This repository includes the modules of preprocessing operations for Turkish text data. The modules are implemented for the general domain text data. The modules include
- Sentence Splitting (Sentence Boundary Disambiguation)
- Tokenization
- Normalization
- Stemming
- Stopword Removal
- Also a handwritten Naive Bayes Classifier for any use
First, you need to clone this repository to your project from your terminal and have the necessary Python version which is __version__ >= 3.6
git clone [email protected]:karahan-sahin/Turkish_Preprocessing.git
After cloning the repository, you need to initiate your virtualenv
and load the necessary package
cd Turkish_Preprocessing/
python -m venv toolkit_venv
source toolkit_venv/bin/activate
pip install -r requirements.txt
After that you can go to the initial folder contains the repository folder and use it on your notebook or script
cd ..
mv Turkish_Preprocessing/example/demo.ipynb -t .

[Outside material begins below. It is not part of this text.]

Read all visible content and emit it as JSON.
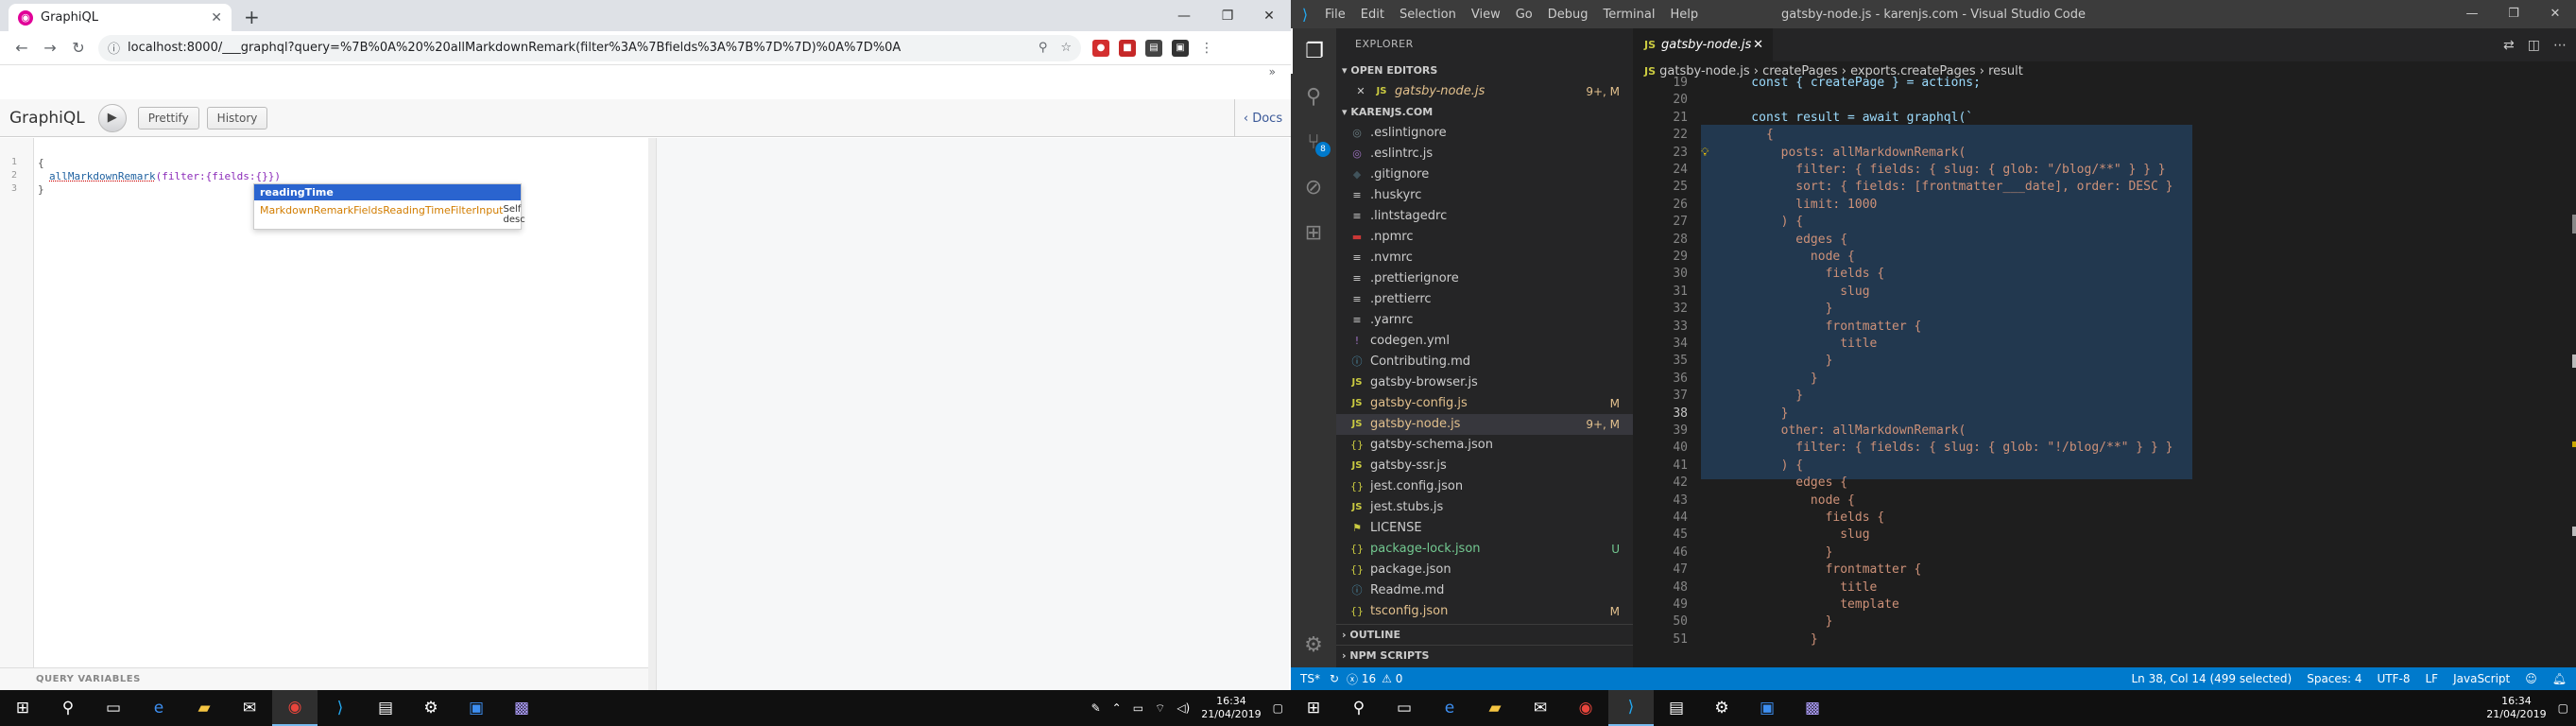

Create sample text for the usage which can be also demo.ipynb
sample_text = """...politika faizi olan bir hafta vadeli repo ihale faiz oranının yüzde 16’dan yüzde 15’e indirilmesine karar vermiştir. Küresel iktisadi..."""
from Turkish_Preprocessing.modules.tokenizer import Tokenizer
tokenizer = Tokenizer()
After you import your module, you need the initiate the instance of the tokenizer. In this processes, the necessary models will be trained. Then you can either use RuleBasedTokenizer
which is tokenizer that uses handwritten and non-overlapping set of rules.
tokens = tokenizer.RuleBasedTokenizer(sample_text)
RuleBasedTokenizer
also includes normalization rules for Multi-Word Expression and other normalization method
or LogisticTokenizer
which is trained char-by-char binary Logistic Regression classifier which detects a char to be a end-of-token or not
tokens = tokenizer.LogisticTokenizer(sample_text)
from Turkish_Preprocessing.modules.splitter import SentenceSplitter
splitter = SentenceSplitter()
Sentence Splitter also contains one rule based and one machine learning based (a Naive Bayes classifier) which detects a punctuation to be a sentence boundary punctuation or not
sentences = splitter.RuleBasedTokenizer(sample_text)
sentences = tokenizer.NaiveBayesSplitter(sample_text)
Normalization module for normalization of newlines, multiwords and other special tokens
from Turkish_Preprocessing.modules.normalization import Normalization
normalization = Normalization()
normalized_text = normalization.normalize(sample_text)
Has multiple attributes as
normalization.normalize_abbreviation()
normalization.adapt_newline()
normalization.normalize_urls()
normalization.normalize_emails()
normalization.normalize_hashtags()
normalization.remove_punctuation()
normalization.MWE_Normalization()
Stemmer works with only in token base you need to give token by token to get the stems and the detect list of morphology. Stemmer has created using the regular expression which are obtained from Universal Dependencies framework.
from Turkish_Preprocessing.modules.stemmer import Stemmer
stemmer = Stemmer()
stems, morphs = stemmer.get_stem(token)
{
Token: "etmektedir",
Stem: "et",
Morphology: ['Copula=GenCop', 'Case=Loc', 'PersonNumber=V1pl', 'Polarity=Neg']
}
Has a both dynamic approach from corpus where top_k words and frozen lexicon from nltk.stopwords
can be selected.
from Turkish_Preprocessing.modules.stopwords import StopwordRemoval
stopword = StopwordRemoval("custom", top_k=100)
stopword = StopwordRemoval("lexicon")
tokens = stopword.remove(tokenized_text)